Could there be a corrupt state employee? Well, since there are about 27,000 of them, I would guess it’s a possibility. Are some of them very bad at their jobs? Most likely.
But last week, LePage told a roomful of people that middle management workers in the state were “as corrupt as you can be.”
He’s mad apparently that some of his visions and ideas have not been as easy to implement as he once thought. Even though he’s the governor, he’s getting some push-back.
Imagine that. I mean, he seems so darn easy to get along with.
Though LePage holds himself up as a regular guy, not a politician, he plays to his crowd as well as any politician before him. When he told Barack Obama to go to hell, he was talking to a roomful of hardworking fishermen concerned with increasing federal regulations.
Perhaps he got a sense that last week’s Newport crowd was frustrated with state regulations and licensing fees and state government overall.
A good opportunity to strike a blow to state workers and perhaps get some applause for his “courage” and “willingness” to take the hard stand and to speak the truth.
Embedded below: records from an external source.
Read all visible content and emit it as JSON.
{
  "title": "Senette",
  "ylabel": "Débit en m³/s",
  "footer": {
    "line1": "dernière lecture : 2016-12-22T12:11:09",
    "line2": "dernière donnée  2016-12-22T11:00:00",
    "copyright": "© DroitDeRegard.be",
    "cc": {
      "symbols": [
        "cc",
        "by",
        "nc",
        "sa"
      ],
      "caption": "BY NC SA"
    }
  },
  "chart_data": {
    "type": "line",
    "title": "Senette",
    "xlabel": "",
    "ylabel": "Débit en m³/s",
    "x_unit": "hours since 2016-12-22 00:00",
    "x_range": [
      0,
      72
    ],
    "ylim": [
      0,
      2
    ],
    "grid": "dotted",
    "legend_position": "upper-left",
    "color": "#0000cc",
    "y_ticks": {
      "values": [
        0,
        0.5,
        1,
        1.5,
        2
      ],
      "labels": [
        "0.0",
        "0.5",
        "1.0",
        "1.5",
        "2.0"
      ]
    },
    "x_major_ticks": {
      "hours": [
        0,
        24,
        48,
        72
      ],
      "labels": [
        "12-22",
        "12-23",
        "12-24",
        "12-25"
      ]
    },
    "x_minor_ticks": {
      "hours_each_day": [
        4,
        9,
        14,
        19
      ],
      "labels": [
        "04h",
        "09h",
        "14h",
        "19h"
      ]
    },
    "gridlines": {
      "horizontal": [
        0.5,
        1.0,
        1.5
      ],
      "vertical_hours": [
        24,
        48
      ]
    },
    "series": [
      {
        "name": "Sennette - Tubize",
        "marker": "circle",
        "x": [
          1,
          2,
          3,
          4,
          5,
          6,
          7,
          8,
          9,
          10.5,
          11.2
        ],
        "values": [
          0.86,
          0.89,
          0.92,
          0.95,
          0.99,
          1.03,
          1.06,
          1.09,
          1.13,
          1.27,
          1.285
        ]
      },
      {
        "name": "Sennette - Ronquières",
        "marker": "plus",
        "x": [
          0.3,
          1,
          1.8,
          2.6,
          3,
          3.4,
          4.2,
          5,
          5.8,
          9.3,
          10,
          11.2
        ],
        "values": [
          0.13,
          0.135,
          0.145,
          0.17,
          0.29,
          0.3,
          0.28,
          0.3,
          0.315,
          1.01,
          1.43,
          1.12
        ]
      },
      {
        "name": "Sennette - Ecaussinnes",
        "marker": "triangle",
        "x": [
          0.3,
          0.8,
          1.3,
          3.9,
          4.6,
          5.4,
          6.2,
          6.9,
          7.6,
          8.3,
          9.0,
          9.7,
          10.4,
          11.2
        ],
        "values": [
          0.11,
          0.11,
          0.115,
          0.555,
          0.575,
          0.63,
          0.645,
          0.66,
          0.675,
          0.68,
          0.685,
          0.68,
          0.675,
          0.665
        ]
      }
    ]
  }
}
LePage is governing during a difficult time and he’s making hard decisions and pushing for some changes that are absolutely necessary.
But he’s boorish and continues to prove himself inept at getting his points across without schoolboylike behavior and remarks.
I’m guessing he thinks he’s sort of charming.
He’s not. He’s insulting.
And yes, my mother once stored a fruitcake in the corner of a storage room at the courthouse because the room was the right temperature and the cake had to “season” up for a while.
But she certainly wasn’t corrupt and neither are the vast majority of other state workers, middle management or not.
It’s a harsh accusation and it’s untrue, but thanks to our governor people all over the country are reading headlines about the corrupt state work force in Maine.